A foreman had ten very lazy men working for him, so one day he decided to trick them into doing some work for a change. "I've got a really easy job today for the laziest one among you," he announced. "Will the laziest man please put his hand up?" Nine hands went up. "Why didn't you put your hand up?" he asked the tenth man. "Too much trouble," came the reply.
A man is speeding down the street and is pulled over by a cop. The cop says "your going so fast that your going to jail." The man says "Wait officer let me explain." The cop turns and says "just be quiet, youre going to jail until the chief comes in" The man replys "great...". Once back at the station the cop tells the man "It will be your lucky day the chief is at a wedding so he'll be in a good mood when he comes back." The man replys "I doubt it im the groom."
A fly flew into a farmers field while the farmer milked his cow as it keep cirling the head of the farmer he waved his hands and tried to swat it away, the fly then flew right into the ear of the cow. The farmer sat back down and continued milking the cow, next thing you know the bug is in his bucket. So it went in one ear and out the udder.

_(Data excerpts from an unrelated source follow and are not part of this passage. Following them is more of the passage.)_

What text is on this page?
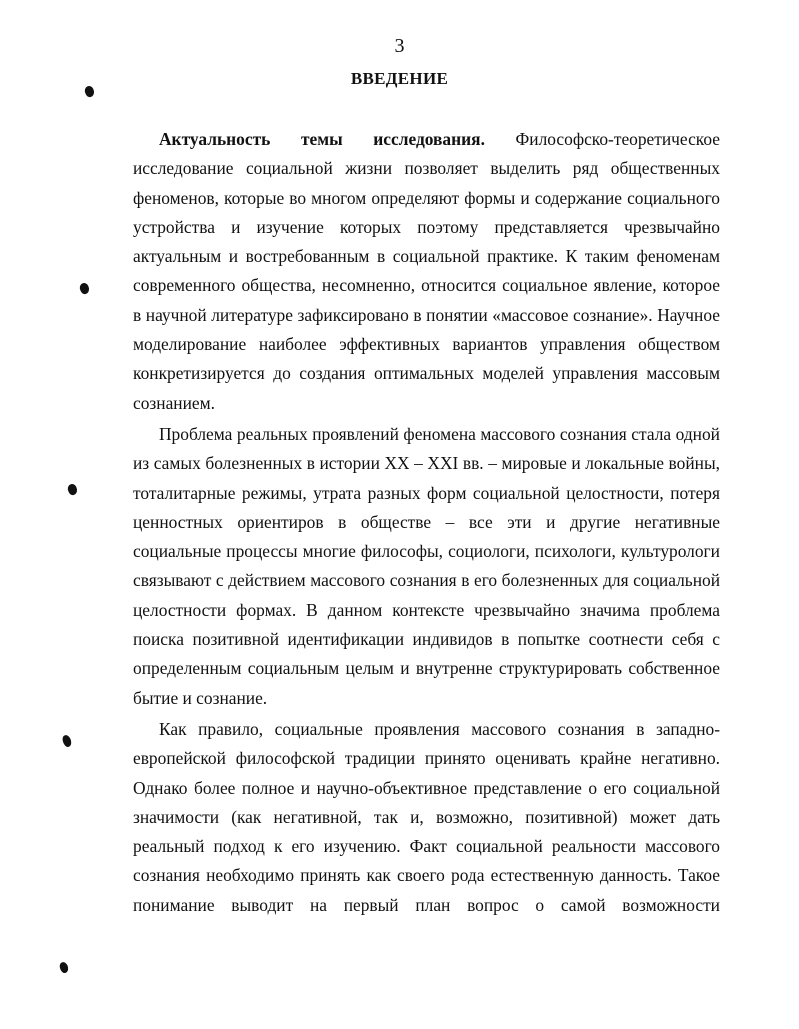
3
ВВЕДЕНИЕ

Актуальность темы исследования. Философско-теоретическое исследование социальной жизни позволяет выделить ряд общественных феноменов, которые во многом определяют формы и содержание социального устройства и изучение которых поэтому представляется чрезвычайно актуальным и востребованным в социальной практике. К таким феноменам современного общества, несомненно, относится социальное явление, которое в научной литературе зафиксировано в понятии «массовое сознание». Научное моделирование наиболее эффективных вариантов управления обществом конкретизируется до создания оптимальных моделей управления массовым сознанием.

Проблема реальных проявлений феномена массового сознания стала одной из самых болезненных в истории XX – XXI вв. – мировые и локальные войны, тоталитарные режимы, утрата разных форм социальной целостности, потеря ценностных ориентиров в обществе – все эти и другие негативные социальные процессы многие философы, социологи, психологи, культурологи связывают с действием массового сознания в его болезненных для социальной целостности формах. В данном контексте чрезвычайно значима проблема поиска позитивной идентификации индивидов в попытке соотнести себя с определенным социальным целым и внутренне структурировать собственное бытие и сознание.

Как правило, социальные проявления массового сознания в западно-европейской философской традиции принято оценивать крайне негативно. Однако более полное и научно-объективное представление о его социальной значимости (как негативной, так и, возможно, позитивной) может дать реальный подход к его изучению. Факт социальной реальности массового сознания необходимо принять как своего рода естественную данность. Такое понимание выводит на первый план вопрос о самой возможности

A large Turkey wobbled his way onto the baseball diamond looking for a tryout with the local baseball team, so he walked up to the manager and asked for a tryout, the manager with a chuckle said "sure your up" and handed him a bat. The Turkey hit homer after homer after homer, the manager ran up and told the Turkey "your in." The Manager said "Ill make sure that we give you a big contract and bonus." in which the turkey replied "Forget all that does your season go past Thanksgiving?"